Accanto alla sua professione, l’avvocata Lenoci si distingue per un mecenatismo colto e responsabile, volto a valorizzare l’arte e il patrimonio spirituale. Da anni sostiene artisti emergenti, progetti culturali, donazioni ad enti pubblici e religiosi e iniziative di restauro. Gesti che testimoniano un profondo impegno nel promuovere una cultura della memoria, della bellezza e del dialogo.

L’artista: Lorenzo Montinaro e la memoria come forma d’arte.
L’opera è stata realizzata da Lorenzo Montinaro, artista nato a Taranto nel 1997 e attivo tra la sua città natale e Milano. Formatasi presso l’Accademia di Belle arti di Roma e lo Iuav di Venezia, Montinaro è membro del collettivo Friche. Il suo lavoro è stato presentato in numerosi contesti espositivi in Italia e all’estero, con una poetica che indaga la memoria, la perdita, l’oblio e la materia.
Attraverso un gesto simbolico e rituale, Montinaro recupera antiche lapidi, rimuovendo con cura parte delle iscrizioni: ciò che resta sono frammenti, segni, tracce incise, che diventano ferite visibili, pagine da contemplare e non da leggere. Le sue opere parlano di ciò che resta dopo la cancellazione: la possibilità di una rivelazione.
Una reliquia contemporanea: INRI, memoria che resiste.
L’opera donata era in origine una lapide funeraria. Attraverso l’intervento dell’artista, è stata trasformata in una reliquia contemporanea: superficie abrasa, scorticata, incisa da solchi che evocano piaghe e ali, colpi e piume. Al centro, le sole lettere rimaste sono INRI – Iesus Nazarenus Rex Iudaeorum – simbolo eterno della Crocifissione.
Da memoria individuale a segno universale, la pietra diventa icona concettuale del sacrificio, capace di evocare l’esperienza di ogni vita silenziosa, dimenticata, ma non per questo priva di valore. Come scriveva Paul Celan, “nessuno testimonia per il testimone”: eppure questa pietra sembra farlo.
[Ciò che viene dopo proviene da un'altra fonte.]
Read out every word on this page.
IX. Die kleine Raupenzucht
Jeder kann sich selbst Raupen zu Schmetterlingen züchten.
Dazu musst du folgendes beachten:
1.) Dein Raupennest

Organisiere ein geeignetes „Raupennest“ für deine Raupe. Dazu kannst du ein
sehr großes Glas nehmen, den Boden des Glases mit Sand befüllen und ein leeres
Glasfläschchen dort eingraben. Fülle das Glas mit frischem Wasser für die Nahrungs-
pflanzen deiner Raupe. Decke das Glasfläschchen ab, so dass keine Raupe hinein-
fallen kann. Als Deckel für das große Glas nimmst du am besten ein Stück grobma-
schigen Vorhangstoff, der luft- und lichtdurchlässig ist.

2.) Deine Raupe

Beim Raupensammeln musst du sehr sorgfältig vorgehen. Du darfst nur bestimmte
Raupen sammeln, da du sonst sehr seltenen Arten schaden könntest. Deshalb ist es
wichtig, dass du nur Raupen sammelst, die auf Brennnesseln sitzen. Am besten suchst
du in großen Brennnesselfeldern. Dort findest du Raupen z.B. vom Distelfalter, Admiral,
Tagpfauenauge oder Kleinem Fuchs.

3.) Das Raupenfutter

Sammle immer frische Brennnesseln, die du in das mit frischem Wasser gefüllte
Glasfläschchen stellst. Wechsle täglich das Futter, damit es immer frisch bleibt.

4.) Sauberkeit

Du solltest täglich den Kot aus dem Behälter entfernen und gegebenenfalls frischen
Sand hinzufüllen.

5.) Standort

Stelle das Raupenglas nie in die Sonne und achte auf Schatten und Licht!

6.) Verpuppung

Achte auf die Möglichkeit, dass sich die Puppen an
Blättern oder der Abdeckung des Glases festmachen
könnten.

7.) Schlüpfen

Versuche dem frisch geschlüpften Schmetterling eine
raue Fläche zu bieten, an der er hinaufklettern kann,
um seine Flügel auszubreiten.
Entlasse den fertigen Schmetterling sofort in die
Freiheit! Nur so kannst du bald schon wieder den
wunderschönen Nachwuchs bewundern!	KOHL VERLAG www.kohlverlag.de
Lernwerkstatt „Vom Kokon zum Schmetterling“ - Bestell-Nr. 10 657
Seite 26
Il filosofo Maurice Blanchotdefinisce la morte come “l’impossibile che ci riguarda”, con Lorenzo Montinaro, quell’impossibile si fa materia visibile, rivelazione nel silenzio della pietra.
L’opera sarà collocata in modo permanente nella cripta della Cattedrale, come spazio di contemplazione e non di rappresentazione. Un altare senza immagine, che non mostra ma evoca, invitando alla sosta e all’ascolto interiore.
Un gesto che unisce diritto, arte e spiritualità.
Questa donazione rappresenta molto più di un atto di generosità: è un segno di cura verso la comunità, un’azione che unisce diritto, arte, fede e memoria. L’opera si inserisce idealmente nel percorso della mostra personale di Lorenzo Montinaro, “Spirito Sangue”, allestita nella stessa Cattedrale dal 23 maggio al 30 settembre 2025: un viaggio attraverso la fragilità umana, il tempo e la sacralità. Ecco allora il messaggio che questa opera consegna a chi la guarda: ogni morte, anche la più silenziosa, anche la più dimenticata, contiene in sé il riflesso di una promessa. La promessa che nel sacrificio di ciascuno si riverbera il sacrificio di tutti, e che nell’oblio di un nome può ancora brillare la parola che attraversa la storia: INRI

La cerimonia di presentazione
L’evento sarà presieduto da mons. Emanuele Ferro, parroco della basilica cattedrale di Taranto, con la partecipazione dell’artista, della donatrice, delle autorità civili e religiose e dei rappresentanti del mondo della cultura.
Introduce: Paola Mancinelli – Minuta Contemporanea.